La guerra es una extensión de la política por otros medios. Y quienes se suman a ella sin respaldo estatal son, en el mejor de los casos, carne de cañón. Sin inmunidad, sin garantías, sin posibilidad de auxilio. No hay convenciones que los amparen. No hay banderas que los defiendan. La neutralidad, esa herramienta tan vilipendiada en el siglo XXI, es la que preserva a los pueblos del fuego cruzado de las potencias. Y Argentina, que supo practicarla con sabiduría en otros tiempos, hoy parece haberla abandonado por una diplomacia de consignas sin estrategia.

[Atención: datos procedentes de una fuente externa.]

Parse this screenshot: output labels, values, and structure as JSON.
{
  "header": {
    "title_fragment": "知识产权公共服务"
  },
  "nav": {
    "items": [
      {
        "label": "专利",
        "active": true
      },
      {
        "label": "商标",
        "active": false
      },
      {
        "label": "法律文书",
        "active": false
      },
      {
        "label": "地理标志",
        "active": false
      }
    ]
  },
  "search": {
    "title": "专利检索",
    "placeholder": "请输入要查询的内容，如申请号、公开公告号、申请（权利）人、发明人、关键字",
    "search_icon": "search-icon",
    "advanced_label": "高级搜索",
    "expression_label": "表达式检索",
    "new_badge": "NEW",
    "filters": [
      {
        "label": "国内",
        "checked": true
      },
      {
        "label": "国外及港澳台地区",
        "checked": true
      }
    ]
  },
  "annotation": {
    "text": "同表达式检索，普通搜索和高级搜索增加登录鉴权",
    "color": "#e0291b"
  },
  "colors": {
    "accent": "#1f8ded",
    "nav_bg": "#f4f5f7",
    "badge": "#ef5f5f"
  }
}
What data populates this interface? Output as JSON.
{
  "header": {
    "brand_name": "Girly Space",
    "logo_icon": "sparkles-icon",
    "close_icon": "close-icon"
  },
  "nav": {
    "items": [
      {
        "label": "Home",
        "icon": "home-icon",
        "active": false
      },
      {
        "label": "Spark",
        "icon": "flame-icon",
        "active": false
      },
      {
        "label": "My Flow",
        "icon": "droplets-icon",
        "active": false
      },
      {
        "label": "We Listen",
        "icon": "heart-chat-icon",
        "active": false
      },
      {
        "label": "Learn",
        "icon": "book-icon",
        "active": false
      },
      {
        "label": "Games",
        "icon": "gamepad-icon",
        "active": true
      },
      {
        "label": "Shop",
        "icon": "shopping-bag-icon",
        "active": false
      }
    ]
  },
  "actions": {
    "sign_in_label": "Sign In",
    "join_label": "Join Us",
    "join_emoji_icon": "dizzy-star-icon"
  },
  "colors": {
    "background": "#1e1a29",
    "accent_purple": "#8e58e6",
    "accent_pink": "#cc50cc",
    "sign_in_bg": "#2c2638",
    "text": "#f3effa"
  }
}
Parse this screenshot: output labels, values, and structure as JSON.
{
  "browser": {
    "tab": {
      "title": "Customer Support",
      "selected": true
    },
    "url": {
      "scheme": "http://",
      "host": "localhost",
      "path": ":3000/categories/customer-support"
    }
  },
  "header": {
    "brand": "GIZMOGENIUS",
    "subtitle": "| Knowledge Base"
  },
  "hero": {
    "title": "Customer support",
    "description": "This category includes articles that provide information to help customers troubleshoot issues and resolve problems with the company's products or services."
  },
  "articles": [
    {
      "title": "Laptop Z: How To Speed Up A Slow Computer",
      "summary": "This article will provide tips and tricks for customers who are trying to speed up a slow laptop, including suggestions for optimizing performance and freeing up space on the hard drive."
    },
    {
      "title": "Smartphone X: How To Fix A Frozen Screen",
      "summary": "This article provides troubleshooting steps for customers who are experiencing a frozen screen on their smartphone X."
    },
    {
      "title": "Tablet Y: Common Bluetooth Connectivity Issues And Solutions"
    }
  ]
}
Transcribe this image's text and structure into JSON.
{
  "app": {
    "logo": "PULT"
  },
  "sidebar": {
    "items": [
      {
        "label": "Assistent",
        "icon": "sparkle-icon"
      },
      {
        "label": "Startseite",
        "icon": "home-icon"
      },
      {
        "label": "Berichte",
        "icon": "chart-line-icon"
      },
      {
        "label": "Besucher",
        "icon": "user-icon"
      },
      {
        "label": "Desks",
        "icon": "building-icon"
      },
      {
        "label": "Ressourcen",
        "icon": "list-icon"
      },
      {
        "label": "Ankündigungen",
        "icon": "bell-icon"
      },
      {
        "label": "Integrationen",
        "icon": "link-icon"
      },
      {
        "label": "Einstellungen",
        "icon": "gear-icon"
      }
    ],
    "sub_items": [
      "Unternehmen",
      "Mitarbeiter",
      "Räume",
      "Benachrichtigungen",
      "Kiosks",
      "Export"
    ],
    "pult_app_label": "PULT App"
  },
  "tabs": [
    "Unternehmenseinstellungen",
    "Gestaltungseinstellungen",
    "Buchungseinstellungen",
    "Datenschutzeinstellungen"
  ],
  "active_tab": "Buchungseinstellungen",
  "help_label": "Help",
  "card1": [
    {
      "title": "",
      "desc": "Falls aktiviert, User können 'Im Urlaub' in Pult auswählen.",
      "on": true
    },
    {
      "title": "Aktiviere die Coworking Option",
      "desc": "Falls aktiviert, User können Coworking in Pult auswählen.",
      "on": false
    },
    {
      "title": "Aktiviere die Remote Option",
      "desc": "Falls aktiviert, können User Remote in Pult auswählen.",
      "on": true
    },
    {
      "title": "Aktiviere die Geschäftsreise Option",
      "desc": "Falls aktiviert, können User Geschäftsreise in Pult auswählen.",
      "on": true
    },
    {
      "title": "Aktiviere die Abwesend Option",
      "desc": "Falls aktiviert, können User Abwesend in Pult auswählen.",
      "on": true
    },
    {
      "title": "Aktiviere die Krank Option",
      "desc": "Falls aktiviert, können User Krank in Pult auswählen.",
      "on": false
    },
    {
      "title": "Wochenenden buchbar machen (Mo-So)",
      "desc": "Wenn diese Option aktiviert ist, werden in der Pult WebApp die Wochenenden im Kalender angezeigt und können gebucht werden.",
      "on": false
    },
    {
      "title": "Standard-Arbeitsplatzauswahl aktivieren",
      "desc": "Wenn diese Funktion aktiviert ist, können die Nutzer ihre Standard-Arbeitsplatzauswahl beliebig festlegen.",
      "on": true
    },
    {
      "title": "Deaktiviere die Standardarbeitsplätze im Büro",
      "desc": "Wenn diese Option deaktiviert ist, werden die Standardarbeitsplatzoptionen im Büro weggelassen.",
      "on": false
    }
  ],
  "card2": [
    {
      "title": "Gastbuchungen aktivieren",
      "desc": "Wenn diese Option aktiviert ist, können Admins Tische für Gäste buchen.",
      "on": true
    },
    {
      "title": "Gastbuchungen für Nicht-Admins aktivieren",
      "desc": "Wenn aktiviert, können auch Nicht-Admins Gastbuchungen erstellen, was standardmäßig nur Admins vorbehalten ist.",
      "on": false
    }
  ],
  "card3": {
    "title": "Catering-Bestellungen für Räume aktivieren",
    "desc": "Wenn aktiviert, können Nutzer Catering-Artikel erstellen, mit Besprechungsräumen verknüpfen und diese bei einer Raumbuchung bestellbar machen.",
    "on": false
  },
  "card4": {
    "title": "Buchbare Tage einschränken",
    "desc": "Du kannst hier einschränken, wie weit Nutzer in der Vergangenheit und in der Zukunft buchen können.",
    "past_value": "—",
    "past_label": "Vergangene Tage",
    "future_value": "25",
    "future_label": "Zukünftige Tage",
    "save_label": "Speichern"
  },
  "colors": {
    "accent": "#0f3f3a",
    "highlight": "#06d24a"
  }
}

Emmanuel Viltes fue aniquilado por hacer bien su trabajo. Fue rastreado como objetivo de alta prioridad y eliminado con eficiencia militar. No es un escándalo: es una advertencia. Las potencias no juegan, ni perdonan. La guerra no es una causa romántica, ni un escenario para la heroicidad individual. Es una maquinaria de destrucción donde el que elige bando sin ser parte paga con la vida. Y donde la Argentina debería, por historia y prudencia, mantenerse al margen.
Hoy, una familia llora. Un batallón lo honra. Y un país mira en silencio, sin asumir que hay preguntas que debería hacerse: ¿Qué hacemos cuando un argentino muere en una guerra extranjera? ¿Lo lamentamos, lo negamos, o aprendemos? Porque la guerra, cuando llama, ya no da tiempo a responder.